各入力モダリティについて、モデルは次のグローバル市場状態を予測するよう学習します。学習損失は、マルチモーダル加重対数尤度と、ベースモデルのパラメータから離れすぎることを罰する正則化項を組み合わせたものです。この正則化は破滅的忘却を防ぎ、金融に特化しながら一般的な言語能力を失わないようにするためにあります。
HPSはOracleに2モードの推論切り替えも与えます。標準モードでは直接的な回答を返します。特別な [STRATEGY] トークンはモデルを戦略モードに切り替え、回答する前にリスク経路を追加で考慮し、過去に類似したシナリオを検索します。呼び出し元が制御する高速思考と低速思考です。
C³-SFT(対照的修正連鎖SFT)
DMind-3-Mini(4B)の背後にある学習手法です。C³-SFTは1つの問題を中心に構築されています。自信を持って誤ったことを述べる小さなモデルは、不確実性を認めるモデルより危険です。

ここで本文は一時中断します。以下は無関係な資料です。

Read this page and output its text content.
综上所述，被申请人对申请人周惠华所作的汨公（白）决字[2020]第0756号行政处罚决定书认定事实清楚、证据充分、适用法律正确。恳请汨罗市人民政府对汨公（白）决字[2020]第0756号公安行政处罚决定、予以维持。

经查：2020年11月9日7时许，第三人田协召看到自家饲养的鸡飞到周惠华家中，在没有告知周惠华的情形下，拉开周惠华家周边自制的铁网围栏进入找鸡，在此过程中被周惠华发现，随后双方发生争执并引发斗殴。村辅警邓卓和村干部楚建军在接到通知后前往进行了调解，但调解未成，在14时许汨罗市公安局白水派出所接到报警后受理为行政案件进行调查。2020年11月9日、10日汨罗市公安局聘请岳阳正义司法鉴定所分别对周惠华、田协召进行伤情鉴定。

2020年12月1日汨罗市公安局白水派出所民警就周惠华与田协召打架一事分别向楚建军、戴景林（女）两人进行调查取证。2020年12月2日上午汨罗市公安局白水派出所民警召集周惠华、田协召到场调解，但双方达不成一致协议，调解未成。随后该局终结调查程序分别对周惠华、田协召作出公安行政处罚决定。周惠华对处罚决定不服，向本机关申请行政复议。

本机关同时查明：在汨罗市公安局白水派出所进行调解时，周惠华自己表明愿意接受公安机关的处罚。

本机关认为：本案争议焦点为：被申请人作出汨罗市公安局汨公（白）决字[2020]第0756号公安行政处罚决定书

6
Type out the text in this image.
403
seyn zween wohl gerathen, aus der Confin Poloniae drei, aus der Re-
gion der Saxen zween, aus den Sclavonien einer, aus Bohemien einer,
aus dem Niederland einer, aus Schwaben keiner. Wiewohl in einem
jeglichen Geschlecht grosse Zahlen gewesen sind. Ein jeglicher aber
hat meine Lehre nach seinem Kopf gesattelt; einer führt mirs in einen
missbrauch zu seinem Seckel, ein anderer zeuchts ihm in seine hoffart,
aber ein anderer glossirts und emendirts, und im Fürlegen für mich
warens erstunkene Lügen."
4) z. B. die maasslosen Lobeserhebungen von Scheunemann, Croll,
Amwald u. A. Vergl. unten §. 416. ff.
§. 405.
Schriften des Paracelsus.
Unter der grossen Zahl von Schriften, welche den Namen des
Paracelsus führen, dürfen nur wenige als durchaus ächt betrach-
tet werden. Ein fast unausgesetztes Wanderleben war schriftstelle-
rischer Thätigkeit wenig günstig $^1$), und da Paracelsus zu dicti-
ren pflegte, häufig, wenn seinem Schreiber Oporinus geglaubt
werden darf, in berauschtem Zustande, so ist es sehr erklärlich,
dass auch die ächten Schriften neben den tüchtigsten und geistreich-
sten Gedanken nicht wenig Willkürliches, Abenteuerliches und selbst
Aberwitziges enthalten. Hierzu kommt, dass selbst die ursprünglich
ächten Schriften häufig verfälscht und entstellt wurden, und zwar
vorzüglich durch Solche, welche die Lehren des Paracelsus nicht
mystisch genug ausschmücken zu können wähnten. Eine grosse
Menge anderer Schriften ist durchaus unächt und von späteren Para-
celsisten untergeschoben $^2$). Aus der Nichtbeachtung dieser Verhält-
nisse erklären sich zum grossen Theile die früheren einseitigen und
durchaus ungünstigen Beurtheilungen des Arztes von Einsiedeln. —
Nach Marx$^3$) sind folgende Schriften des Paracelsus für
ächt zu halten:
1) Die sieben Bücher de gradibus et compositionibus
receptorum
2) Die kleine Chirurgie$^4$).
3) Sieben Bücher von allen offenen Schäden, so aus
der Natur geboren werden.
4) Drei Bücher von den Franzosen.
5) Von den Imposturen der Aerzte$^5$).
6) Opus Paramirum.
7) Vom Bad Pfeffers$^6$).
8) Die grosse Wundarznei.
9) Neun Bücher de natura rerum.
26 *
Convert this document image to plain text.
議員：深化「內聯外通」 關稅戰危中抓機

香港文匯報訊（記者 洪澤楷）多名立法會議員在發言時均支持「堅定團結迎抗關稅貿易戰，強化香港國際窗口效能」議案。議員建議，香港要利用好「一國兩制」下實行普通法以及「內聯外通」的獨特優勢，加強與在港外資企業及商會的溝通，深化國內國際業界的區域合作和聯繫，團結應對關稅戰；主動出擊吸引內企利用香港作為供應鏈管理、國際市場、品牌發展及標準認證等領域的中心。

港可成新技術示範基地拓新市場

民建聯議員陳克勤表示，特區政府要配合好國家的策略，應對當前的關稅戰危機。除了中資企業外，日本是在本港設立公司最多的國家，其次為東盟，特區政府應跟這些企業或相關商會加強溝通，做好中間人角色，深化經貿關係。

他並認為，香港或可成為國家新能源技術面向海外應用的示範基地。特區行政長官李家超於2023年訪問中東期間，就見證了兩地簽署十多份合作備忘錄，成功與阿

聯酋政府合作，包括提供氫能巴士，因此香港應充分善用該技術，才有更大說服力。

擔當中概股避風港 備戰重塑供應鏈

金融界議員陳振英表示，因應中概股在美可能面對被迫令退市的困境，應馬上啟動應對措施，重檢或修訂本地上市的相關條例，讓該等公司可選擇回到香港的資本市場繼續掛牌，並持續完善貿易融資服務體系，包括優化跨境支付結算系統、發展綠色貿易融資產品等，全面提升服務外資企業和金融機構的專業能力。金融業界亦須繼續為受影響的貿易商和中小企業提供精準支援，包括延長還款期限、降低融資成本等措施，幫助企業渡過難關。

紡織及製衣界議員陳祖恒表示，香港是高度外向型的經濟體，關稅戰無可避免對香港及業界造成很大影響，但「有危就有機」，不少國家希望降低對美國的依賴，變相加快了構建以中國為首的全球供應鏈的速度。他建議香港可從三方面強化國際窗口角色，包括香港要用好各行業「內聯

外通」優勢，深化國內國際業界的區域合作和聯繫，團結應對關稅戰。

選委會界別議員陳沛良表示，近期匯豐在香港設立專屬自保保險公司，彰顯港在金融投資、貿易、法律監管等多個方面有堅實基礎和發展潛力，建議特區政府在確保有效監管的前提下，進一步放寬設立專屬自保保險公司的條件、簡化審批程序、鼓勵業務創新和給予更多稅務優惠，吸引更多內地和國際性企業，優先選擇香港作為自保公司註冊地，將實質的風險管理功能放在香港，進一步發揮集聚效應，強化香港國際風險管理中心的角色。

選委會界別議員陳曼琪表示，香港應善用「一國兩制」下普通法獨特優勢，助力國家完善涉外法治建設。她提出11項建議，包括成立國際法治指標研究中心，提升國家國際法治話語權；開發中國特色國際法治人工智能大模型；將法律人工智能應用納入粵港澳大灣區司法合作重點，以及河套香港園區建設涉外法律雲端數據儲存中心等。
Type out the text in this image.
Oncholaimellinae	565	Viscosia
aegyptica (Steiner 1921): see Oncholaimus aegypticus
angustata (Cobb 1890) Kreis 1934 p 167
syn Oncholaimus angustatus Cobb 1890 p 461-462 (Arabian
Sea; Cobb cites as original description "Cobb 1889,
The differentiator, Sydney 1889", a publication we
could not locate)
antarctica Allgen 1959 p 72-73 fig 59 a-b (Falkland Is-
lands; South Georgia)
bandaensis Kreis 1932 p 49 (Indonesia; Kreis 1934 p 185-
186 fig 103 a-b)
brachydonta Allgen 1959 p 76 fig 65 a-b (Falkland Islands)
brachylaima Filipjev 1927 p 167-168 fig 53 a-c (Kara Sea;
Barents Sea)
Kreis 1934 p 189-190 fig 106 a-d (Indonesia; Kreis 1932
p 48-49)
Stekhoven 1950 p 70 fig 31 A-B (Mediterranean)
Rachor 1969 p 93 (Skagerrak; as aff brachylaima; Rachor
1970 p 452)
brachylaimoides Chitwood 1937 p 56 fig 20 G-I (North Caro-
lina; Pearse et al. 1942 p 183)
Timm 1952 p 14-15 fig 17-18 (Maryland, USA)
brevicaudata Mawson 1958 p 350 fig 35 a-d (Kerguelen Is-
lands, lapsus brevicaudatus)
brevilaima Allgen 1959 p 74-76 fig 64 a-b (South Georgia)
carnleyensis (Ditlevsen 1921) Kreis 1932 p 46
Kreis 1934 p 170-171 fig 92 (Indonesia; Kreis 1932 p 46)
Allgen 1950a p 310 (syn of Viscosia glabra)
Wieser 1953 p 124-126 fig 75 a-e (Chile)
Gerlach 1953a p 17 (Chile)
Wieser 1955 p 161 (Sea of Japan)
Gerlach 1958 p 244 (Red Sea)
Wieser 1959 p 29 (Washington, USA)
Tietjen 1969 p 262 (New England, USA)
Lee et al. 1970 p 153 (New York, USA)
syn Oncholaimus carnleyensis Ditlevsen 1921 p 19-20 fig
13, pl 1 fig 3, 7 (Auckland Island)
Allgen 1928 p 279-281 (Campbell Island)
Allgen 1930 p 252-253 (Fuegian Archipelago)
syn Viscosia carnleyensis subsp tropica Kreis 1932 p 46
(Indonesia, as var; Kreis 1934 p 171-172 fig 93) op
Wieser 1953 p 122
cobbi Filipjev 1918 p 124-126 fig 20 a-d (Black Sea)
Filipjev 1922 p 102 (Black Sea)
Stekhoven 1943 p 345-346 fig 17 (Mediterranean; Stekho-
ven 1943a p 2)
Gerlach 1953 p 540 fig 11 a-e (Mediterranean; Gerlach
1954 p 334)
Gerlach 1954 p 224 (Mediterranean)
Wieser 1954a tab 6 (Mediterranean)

標準的なSFTは、質問に対して正しい回答を出すようモデルを学習させます。C³-SFTは学習データを4段階の連鎖に変えます。連鎖は質問から始まり、次にもっともらしいが欠陥のある初期回答、その初期回答が見落とした点を指摘する明示的な批評(たとえば、考慮されていなかったOracle操作リスク)、そしてその批評に対応した修正版の回答が続きます。
モデルはこの4段階すべてを生成するよう学習します。推論時には、これは自己質問的な振る舞いになります。モデルは初期回答を出し、自分で批評し、修正します。名前の「対照的」は、学習中に正しい回答と典型的な誤答の両方をモデルに示すことに由来し、そのため失敗モードの具体的な形を学習します。
これは、大規模モデルが別の思考トークンで実装するSystem-2推論アプローチの軽量版です。これを4Bモデルに直接組み込むことで、Miniは安全策を維持しながらユーザーデバイス上で動作できます。
学習データ
DMind-1の学習データは、DeFi、トークノミクス、ガバナンス、スマートコントラクト、レイヤー1/2アーキテクチャ、NFT、DAO、セキュリティにまたがる32.7GBのWeb3ソース文書から抽出された、専門家が厳選した13,276件の知識項目です。
DMind-3の学習データは、より大規模で、より構造化されています:
機関投資家向けアルファ研究
35%
暗号資産ネイティブファンドとTradFiのレポートを、因果モデルで分解したもの
世界のマクロ経済データ
25%
FRED、世界銀行、IMFの時系列データをオンチェーン指標と結合したもの
クロスチェーン指数データ
20%
主要EVMチェーン、Solana、Cosmos全体の完全なトランザクション、状態、ログ履歴
事後分析と監査
10%
システム障害、経済攻撃、プロトコルハッキング。初期兆候と伝播経路に重点
地政学と規制
10%
デジタル資産に影響する世界的な規制変更、政策提案、地政学的イベント
合計:50万件以上の精選文書に加え、マルチテラバイト規模のオンチェーン構造化データ。
すべての学習データは、スクレイピングではなく、分野の専門家によってレビューされています。選定基準はモデルカードと論文で公開されています。